HW 03 - Road traffic accidents

In this assignment we’ll look at traffic accidents in Edinburgh. The data are made available online by the UK Government. It covers all recorded accidents in Edinburgh in 2018 and some of the variables were modified for the purposes of this assignment.

Getting started

**IMPORTANT:** If there is no GitHub repo created for you for this assignment, it means I didn't have your GitHub username as of when I assigned the homework. Please let me know your GitHub username asap, and I can create your repo.

Go to the course GitHub organization and locate your homework repo, which should be named hw-03-accidents-YOUR_GITHUB_USERNAME. Grab the URL of the repo, and clone it in RStudio. First, open the R Markdown document hw-03.Rmd and Knit it. Make sure it compiles without errors. The output will be in the file markdown .md file with the same name.

Warm up

Before we introduce the data, let’s warm up with some simple exercises.

  • Update the YAML, changing the author name to your name, and knit the document.
  • Commit your changes with a meaningful commit message.
  • Push your changes to GitHub.
  • Go to your repo on GitHub and confirm that your changes are visible in your Rmd and md files. If anything is missing, commit and push again.

Packages

We’ll use the tidyverse package for much of the data wrangling and visualisation and the data lives in the dsbox package. These packages are already installed for you. You can load them by running the following in your Console:

library(tidyverse)
library(dsbox)

Data

The data can be found in the dsbox package, and it’s called accidents. Since the dataset is distributed with the package, we don’t need to load it separately; it becomes available to us when we load the package. You can find out more about the dataset by inspecting its documentation, which you can access by running ?accidents in the Console or using the Help menu in RStudio to search for accidents. You can also find this information here.

Exercises

  1. How many observations (rows) does the dataset have? Instead of hard coding the number in your answer, use inline code.
**Tired of typing your password?** Chances are your browser has already saved your password, but if not, you can ask Git to save (cache) your password for a period of time, where you indicate the period of time in seconds. For example, if you want it to cache your password for 1 hour, that would be 3,600 seconds. To do so, run the following *in the Console*: `usethis::use_git_config(credential.helper = "cache --timeout=3600")`. If you want to cache it for a longer time, you can adjust the number of seconds in the code.
  1. Run View(accidents) in your Console to view the data in the data viewer. What does each row in the dataset represent?

🧶 ✅ ⬆️ Knit, commit, and push your changes to GitHub with an appropriate commit message. Make sure to commit and push all changed files so that your Git pane is cleared up afterwards.
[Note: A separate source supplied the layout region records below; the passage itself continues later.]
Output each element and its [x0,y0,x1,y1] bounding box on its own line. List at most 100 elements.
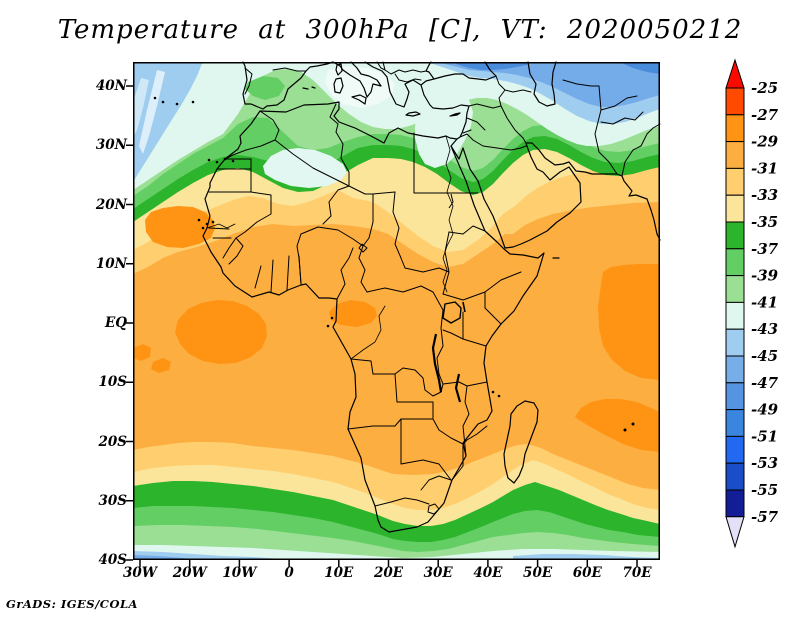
corsica [335,63,343,76]
colorbar-arrow-top [725,58,745,89]
colorbar-label: -55 [751,481,778,499]
colorbar-segment [725,301,745,330]
sardinia [333,77,344,94]
colorbar-segment [725,489,745,518]
colorbar-label: -33 [751,186,778,204]
colorbar-label: -41 [751,293,778,311]
x-axis-label: 20E [373,565,404,581]
lake-victoria [442,301,462,324]
x-axis-label: 20W [172,565,207,581]
crete [405,111,421,117]
colorbar-segment [725,114,745,143]
blacksea-coastline [420,61,497,86]
colorbar-label: -45 [751,347,778,365]
band-north-palecyan [133,62,660,190]
x-axis-label: 70E [622,565,652,581]
colorbar-segment [725,462,745,491]
colorbar-label: -35 [751,213,778,231]
x-axis-label: 10E [324,565,354,581]
x-axis-label: 60E [572,565,602,581]
lake-tanganyika [431,333,443,393]
x-axis-label: 30W [123,565,157,581]
x-axis-label: 10W [222,565,257,581]
page-title: Temperature at 300hPa [C], VT: 202005021… [57,15,743,45]
caspian-sea [527,61,557,107]
lake-chad [358,243,368,253]
y-axis-label: 20N [95,196,127,213]
cyprus [449,112,461,117]
sicily [351,94,367,105]
colorbar-label: -31 [751,159,778,177]
atlantic-streak-1 [133,78,149,138]
lake-turkana [462,301,466,313]
country-borders [208,61,661,515]
balearics [302,86,316,90]
lakes [358,193,466,403]
map-frame [133,62,660,560]
y-axis-label: 10S [98,374,127,391]
med-white-core [325,66,395,108]
colorbar-label: -47 [751,374,779,392]
italy-coastline [332,61,382,98]
nile-river [442,135,454,293]
balkans-greece-coastline [364,61,470,140]
y-axis-label: 40S [98,552,127,568]
colorbar-segment [725,194,745,223]
warm-patches [133,206,660,452]
band-north-mediumblue [433,62,660,107]
colorbar-segment [725,435,745,464]
colorbar-segment [725,275,745,303]
iberia-france-coastline [242,61,334,110]
y-axis-label: 30N [95,137,127,154]
y-axis-label: 40N [95,78,127,94]
colorbar-segment [725,409,745,437]
contour-fills [133,62,660,560]
colorbar-segment [725,382,745,411]
x-axis-label: 40E [473,565,503,581]
colorbar-segment [725,221,745,250]
x-axis-label: 30E [423,565,453,581]
lake-malawi [454,373,462,403]
y-axis-label: EQ [104,315,127,331]
colorbar-segment [725,248,745,277]
colorbar-label: -53 [751,454,778,472]
x-axis-label: 50E [523,565,553,581]
colorbar-label: -57 [751,508,779,526]
colorbar-segment [725,87,745,116]
colorbar-label: -25 [751,79,778,97]
madagascar-coastline [503,400,539,484]
band-north-deepblue-corner [619,62,660,74]
band-north-deepblue-blacksea [451,62,533,70]
colorbar-arrow-bottom [725,516,745,549]
colorbar-label: -39 [751,267,779,285]
y-axis-label: 30S [98,492,127,509]
colorbar-label: -27 [751,106,779,124]
lake-nasser [448,193,454,209]
congo-river [350,305,386,360]
axis-ticks [126,85,638,567]
iberia-mediumgreen-patch [245,76,285,100]
senegal-river [206,223,236,229]
colorbar-label: -37 [751,240,779,258]
arabia-coastline [450,142,582,249]
y-axis-label: 10N [95,255,127,272]
colorbar: -25 -27 -29 -31 -33 -35 -37 -39 -41 -43 -45 -47 -49 -… [725,58,779,549]
band-north-lightblue-west [133,62,203,182]
y-axis-label: 20S [98,433,127,450]
temperature-map [126,61,661,567]
colorbar-label: -29 [751,133,779,151]
colorbar-label: -49 [751,401,779,419]
colorbar-segment [725,167,745,196]
colorbar-segment [725,328,745,357]
x-axis-label: 0 [284,565,294,581]
algeria-palecyan-blob [263,148,347,188]
colorbar-label: -51 [751,427,778,445]
colorbar-segment [725,355,745,384]
colorbar-label: -43 [751,320,778,338]
rivers [206,135,454,360]
colorbar-segment [725,141,745,169]
atlantic-streak-2 [139,70,165,154]
island-dots [153,96,635,432]
africa-coastline [202,101,545,533]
  1. Recreate the following plot, and describe in context of the data. In your answer, don’t forget to label your R chunk as well (where it says label-me-1). Your label should be short, informative, shouldn’t include spaces, and shouldn’t shouldn’t repeat a previous label.

🧶 ✅ ⬆️ Knit, commit, and push your changes to GitHub with an appropriate commit message. Make sure to commit and push all changed files so that your Git pane is cleared up afterwards.

  1. Create another data visualisation based on these data and interpret it. You can choose any variables and any type of visualisation you like, but it must have at least three variables, e.g. a scatterplot of x vs. y isn’t enough, but if points are coloured by z, that’s fine. In your answer, don’t forget to label your R chunk as well (where it says label-me-2).

🧶 ✅ ⬆️ Knit, commit, and push your changes to GitHub with an appropriate commit message. Make sure to commit and push all changed files so that your Git pane is cleared up afterwards and review the md document on GitHub to make sure you’re happy with the final state of your work.